Secouant la tête pour chasser ces pensées, elle rejoignit son frère à la table ronde qui trônait au centre de la pièce. Sylice se tenait à ses côtés, lui tenant ouvertement la main.
Zorth balaya rapidement la salle du regard, s’assurant que personne ne manquait à l’appel. C’est alors que Milo et le capitaine Dogast firent leur entrée, adressant un salut sobre à l’assemblée. Les deux hommes avancèrent sans un mot de plus et s’installèrent sur l’un des canapés, non loin de leur table.
Le conseiller se racla la gorge avant de prendre la parole :
— Bien. Merci à tous d’être présents.

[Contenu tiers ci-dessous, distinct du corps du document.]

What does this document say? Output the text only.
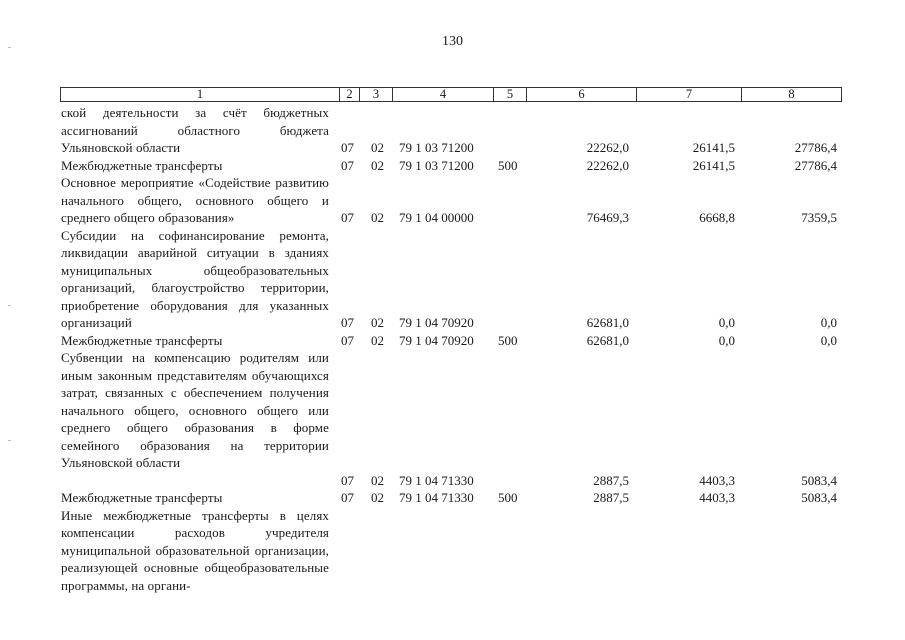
130
1	2	3	4	5	6	7	8
ской деятельности за счёт бюджетных ассигнований областного бюджета Ульяновской области	07 02 79 1 03 71200	22262,0	26141,5	27786,4
Межбюджетные трансферты	07 02 79 1 03 71200 500	22262,0	26141,5	27786,4
Основное мероприятие «Содействие развитию начального общего, основного общего и среднего общего образования»	07 02 79 1 04 00000	76469,3	6668,8	7359,5
Субсидии на софинансирование ремонта, ликвидации аварийной ситуации в зданиях муниципальных общеобразовательных организаций, благоустройство территории, приобретение оборудования для указанных организаций	07 02 79 1 04 70920	62681,0	0,0	0,0
Межбюджетные трансферты	07 02 79 1 04 70920 500	62681,0	0,0	0,0
Субвенции на компенсацию родителям или иным законным представителям обучающихся затрат, связанных с обеспечением получения начального общего, основного общего или среднего общего образования в форме семейного образования на территории Ульяновской области
07 02 79 1 04 71330	2887,5	4403,3	5083,4
Межбюджетные трансферты	07 02 79 1 04 71330 500	2887,5	4403,3	5083,4
Иные межбюджетные трансферты в целях компенсации расходов учредителя муниципальной образовательной организации, реализующей основные общеобразовательные программы, на органи-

Aujourd’hui, je vais vous faire une annonce qui, je le précise d’emblée, n’appelle ni questions, ni débats, ni contestations. Je vous demande humblement de m’accorder votre confiance.
Kybop fronça les sourcils. Ce n’était guère dans ses habitudes d’adopter un ton aussi autoritaire, même s’il le faisait de manière indirecte. Son timbre était légèrement sec, presque teinté d’une froideur passive-agressive. Intriguée, elle tendit l’oreille, curieuse de découvrir la teneur de cette annonce.
— Nous allons marquer une escale avant notre arrivée sur Kapu, annonça-t-il sans daigner lever les yeux pour croiser leurs regards. Une halte capitale doit être effectuée sur la planète Ébrédes.
À ces mots, des murmures parcoururent la salle. L’incompréhension se lisait sur de nombreux visages. Changer leurs plans en dernière minute n’était pas une nouveauté, mais si près de leur objectif, cela frisait l’absurde. Et l’absurde n’était pas un qualificatif que l’on associait habituellement à leur bon vieux Zorth.
Celui-ci, visiblement conscient de l’agitation naissante, prit une profonde inspiration avant de reprendre, d’une voix plus posée, mais empreinte d’une gravité inhabituelle :
— Cette décision, sachez-le, m’incombe entièrement, confia-t-il. Elle résulte d’une requête émanant de la confrérie, et il m’a semblé impératif d’y répondre favorablement.
La confrérie… Cela faisait si longtemps qu’il n’en avait pas fait mention. Kybop trouvait presque étrange qu’un appel de leur part survienne précisément à cet instant, juste avant leur arrivée sur Kapu.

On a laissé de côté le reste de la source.